There are a number of reasons why it is hard for victims to recognise that the email sent to them after being tagged in “Comments” is malicious. For one, the email address of the sender isn’t shown – just the name of the attacker – which allows bad actors to impersonate legitimate entities to target victims. As well as this is also makes it harder for anti-spam filters to judge, and even harder for the end-user to recognise.

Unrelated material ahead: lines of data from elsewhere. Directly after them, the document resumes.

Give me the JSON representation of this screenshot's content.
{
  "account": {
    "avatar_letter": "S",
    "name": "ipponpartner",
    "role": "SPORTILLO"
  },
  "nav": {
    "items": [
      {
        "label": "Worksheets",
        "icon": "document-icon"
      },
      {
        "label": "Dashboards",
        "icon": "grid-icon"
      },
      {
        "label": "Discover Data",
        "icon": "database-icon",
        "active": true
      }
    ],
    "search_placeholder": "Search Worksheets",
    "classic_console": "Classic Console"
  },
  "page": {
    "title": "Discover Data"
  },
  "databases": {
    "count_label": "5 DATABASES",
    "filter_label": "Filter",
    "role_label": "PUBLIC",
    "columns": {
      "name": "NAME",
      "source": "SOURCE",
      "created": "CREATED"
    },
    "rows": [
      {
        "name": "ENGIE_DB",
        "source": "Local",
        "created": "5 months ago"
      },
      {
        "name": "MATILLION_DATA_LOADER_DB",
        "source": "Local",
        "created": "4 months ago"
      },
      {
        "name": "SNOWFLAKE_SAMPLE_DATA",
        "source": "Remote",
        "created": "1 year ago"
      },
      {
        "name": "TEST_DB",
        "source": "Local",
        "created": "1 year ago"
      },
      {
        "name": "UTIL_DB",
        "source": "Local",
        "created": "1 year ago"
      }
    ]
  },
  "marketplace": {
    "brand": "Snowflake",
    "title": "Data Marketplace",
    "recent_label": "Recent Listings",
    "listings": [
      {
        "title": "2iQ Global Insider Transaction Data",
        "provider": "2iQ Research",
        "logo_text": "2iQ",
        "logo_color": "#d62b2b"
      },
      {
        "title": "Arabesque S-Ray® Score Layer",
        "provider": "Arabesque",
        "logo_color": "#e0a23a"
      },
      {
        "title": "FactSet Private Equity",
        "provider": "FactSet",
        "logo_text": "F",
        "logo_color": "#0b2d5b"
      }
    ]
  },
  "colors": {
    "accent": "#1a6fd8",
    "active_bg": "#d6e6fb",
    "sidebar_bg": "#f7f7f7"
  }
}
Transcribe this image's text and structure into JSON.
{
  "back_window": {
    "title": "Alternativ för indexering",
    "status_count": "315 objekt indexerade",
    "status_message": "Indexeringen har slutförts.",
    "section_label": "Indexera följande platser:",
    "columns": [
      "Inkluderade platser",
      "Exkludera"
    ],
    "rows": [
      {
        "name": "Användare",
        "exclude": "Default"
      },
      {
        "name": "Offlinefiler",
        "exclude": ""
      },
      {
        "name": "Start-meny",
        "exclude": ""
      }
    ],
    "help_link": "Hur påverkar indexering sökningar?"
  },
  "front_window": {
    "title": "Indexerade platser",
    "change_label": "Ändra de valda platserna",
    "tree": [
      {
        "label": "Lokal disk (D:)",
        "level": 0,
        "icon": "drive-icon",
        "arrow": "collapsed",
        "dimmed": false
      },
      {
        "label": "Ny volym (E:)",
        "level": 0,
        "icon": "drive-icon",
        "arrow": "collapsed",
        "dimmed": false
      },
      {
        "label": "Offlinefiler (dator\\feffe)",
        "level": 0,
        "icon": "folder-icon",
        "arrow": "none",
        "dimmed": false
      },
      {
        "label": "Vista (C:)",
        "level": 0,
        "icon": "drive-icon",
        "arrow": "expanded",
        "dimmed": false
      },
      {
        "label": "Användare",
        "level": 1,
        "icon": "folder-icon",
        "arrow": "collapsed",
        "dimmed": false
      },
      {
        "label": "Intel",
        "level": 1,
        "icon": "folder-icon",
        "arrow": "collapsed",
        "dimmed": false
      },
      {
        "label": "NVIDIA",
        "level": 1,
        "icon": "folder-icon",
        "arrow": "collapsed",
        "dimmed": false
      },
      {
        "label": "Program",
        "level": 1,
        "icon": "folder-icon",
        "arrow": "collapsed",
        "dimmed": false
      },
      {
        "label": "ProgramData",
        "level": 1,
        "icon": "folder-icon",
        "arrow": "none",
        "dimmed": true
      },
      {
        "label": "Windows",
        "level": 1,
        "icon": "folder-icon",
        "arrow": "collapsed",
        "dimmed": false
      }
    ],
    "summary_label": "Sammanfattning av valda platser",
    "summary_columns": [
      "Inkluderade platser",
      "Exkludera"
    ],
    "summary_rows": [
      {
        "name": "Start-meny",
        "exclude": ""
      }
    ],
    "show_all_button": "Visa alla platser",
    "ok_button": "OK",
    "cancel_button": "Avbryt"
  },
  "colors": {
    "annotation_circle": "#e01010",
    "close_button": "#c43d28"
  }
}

Researchers said: “For example, a hacker can create a free Gmail account, such as <bad.actor@gmail.com>. They can then create a Google Doc and send it to their intended target.”

The malicious intent of the Comments mention is difficult to detect because the end user will have no idea whether the comment came from <bad.actor@gmail.com> or <bad.actor@company.com>. The email also contains the full comment, along with links and text. This means the victim never has to go to the document – this is because the payload is in the email itself.

Typical protections won’t flag the emails because the notification comes directly from Google, which “is on most ‘Allow Lists’ and is trusted by users. The campaign looks to be a sign of an uptrend in attacks that exploit the Comments feature of Google’s collaboration apps for malicious intent.

In June 2021, researchers identified threat actors hosting phishing attacks from within Google Docs. These delivered malicious links aimed at stealing victims’ credentials. At the time, they identified it as a novel exploit of the app. Then, in October, as previously mentioned, researchers identified threat actors exploiting the Comments feature for the first time. This was then followed by December’s flurry of attacks.

We recommend that users cross-reference the email address in the comment to ensure it’s legitimate before clicking on a Google Docs comment. As well as this it is important to use standard “cyber hygiene” when reviewing comments, including scrutinising links and inspecting grammar. And, finally, if you’re still unsure, contact the legitimate sender and double check that they meant to send the email.

Administrators can guard against the cyber attacks by deploying security protection that secures the entire suite, including file-sharing and collaboration apps.